For the month of July I've been doing an Icon a Day challenge. As the name suggests, the goal is to create one icon every day while going through the whole design process, from sketch to PNG. Also, to share with the world no matter how "imperfect" I think a particular design may be.
It's been a very valuable experience so far. My work is reaching a wider audience, and I've received some of the best and most honest feedback I've ever had. All this is just a bonus after the daily practice I'm getting, which is something I wasn't really doing before on a consistent basis.
Practice really has been the main goal of this challenge. I only decided to share the results of my daily practice for accountability, as well as getting over feeling self-consious about my work. The fact is I'm not as good as I want to be. I want to be consistently improving so my work can be that much better, and I can provide more value for clients. The only way I'm going to get there is to dedicate time for practice.
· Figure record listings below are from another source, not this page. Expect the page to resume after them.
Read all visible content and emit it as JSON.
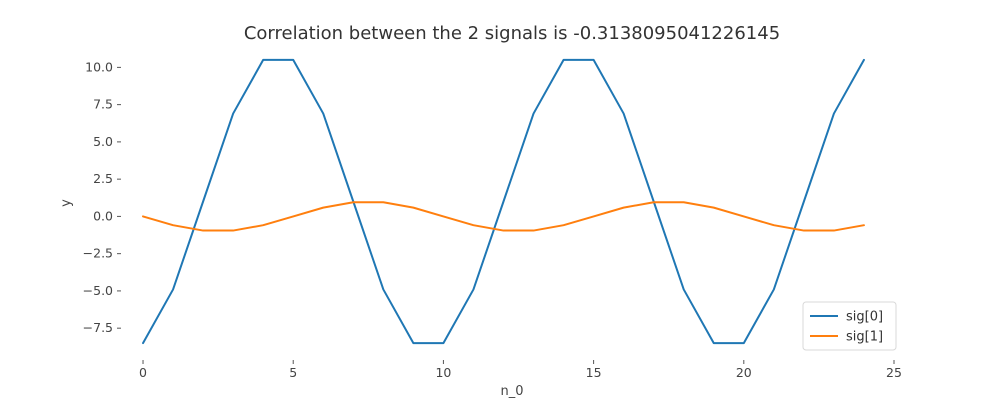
{
  "chart_data": {
    "type": "line",
    "title": "Correlation between the 2 signals is -0.3138095041226145",
    "xlabel": "n_0",
    "ylabel": "y",
    "xlim": [
      -0.6,
      25.2
    ],
    "ylim": [
      -9.3,
      11.3
    ],
    "xticks": [
      0,
      5,
      10,
      15,
      20,
      25
    ],
    "xtick_labels": [
      "0",
      "5",
      "10",
      "15",
      "20",
      "25"
    ],
    "yticks": [
      -7.5,
      -5.0,
      -2.5,
      0.0,
      2.5,
      5.0,
      7.5,
      10.0
    ],
    "ytick_labels": [
      "−7.5",
      "−5.0",
      "−2.5",
      "0.0",
      "2.5",
      "5.0",
      "7.5",
      "10.0"
    ],
    "grid": false,
    "legend_position": "bottom-right",
    "x": [
      0,
      1,
      2,
      3,
      4,
      5,
      6,
      7,
      8,
      9,
      10,
      11,
      12,
      13,
      14,
      15,
      16,
      17,
      18,
      19,
      20,
      21,
      22,
      23,
      24
    ],
    "series": [
      {
        "name": "sig[0]",
        "color": "#1f77b4",
        "values": [
          -8.5,
          -4.9,
          1.0,
          6.9,
          10.5,
          10.5,
          6.9,
          1.0,
          -4.9,
          -8.5,
          -8.5,
          -4.9,
          1.0,
          6.9,
          10.5,
          10.5,
          6.9,
          1.0,
          -4.9,
          -8.5,
          -8.5,
          -4.9,
          1.0,
          6.9,
          10.5
        ]
      },
      {
        "name": "sig[1]",
        "color": "#ff7f0e",
        "values": [
          0.0,
          -0.59,
          -0.95,
          -0.95,
          -0.59,
          0.0,
          0.59,
          0.95,
          0.95,
          0.59,
          0.0,
          -0.59,
          -0.95,
          -0.95,
          -0.59,
          0.0,
          0.59,
          0.95,
          0.95,
          0.59,
          0.0,
          -0.59,
          -0.95,
          -0.95,
          -0.59
        ]
      }
    ]
  }
}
Perhaps the most important thing I've learned over these last few weeks is that improvement does not happen along a linear path. Maybe today's practice won't be as good as yesterday's, but it's going to be better than the practice a few days ago. You have to look at what you didn't do so well today, and learn from it so you can try again tomorrow.
Choosing to create something new everyday can seem overwhelming. It's usually not the kind of thing you can knock out in 5 minutes, at least if you really want to create something high quality enough that provides meaningful practice. I've personally been putting in around 15-20 hours a week into creating my icons, and that's not an insignificant amount of time to dedicate. However, I feel that the more time you can dedicate the more valuable your practice will be.
So whatever creative endeavor you want to improve in, challenge yourself to create something every day. It doesn't have to be for a month, you can first try a week and start yourself off slow. Or maybe you want to go longer than a month. Break it up however you want, but don't stop just because you met your goal. When you're done, set a new goal. No matter how good you get, you can always improve.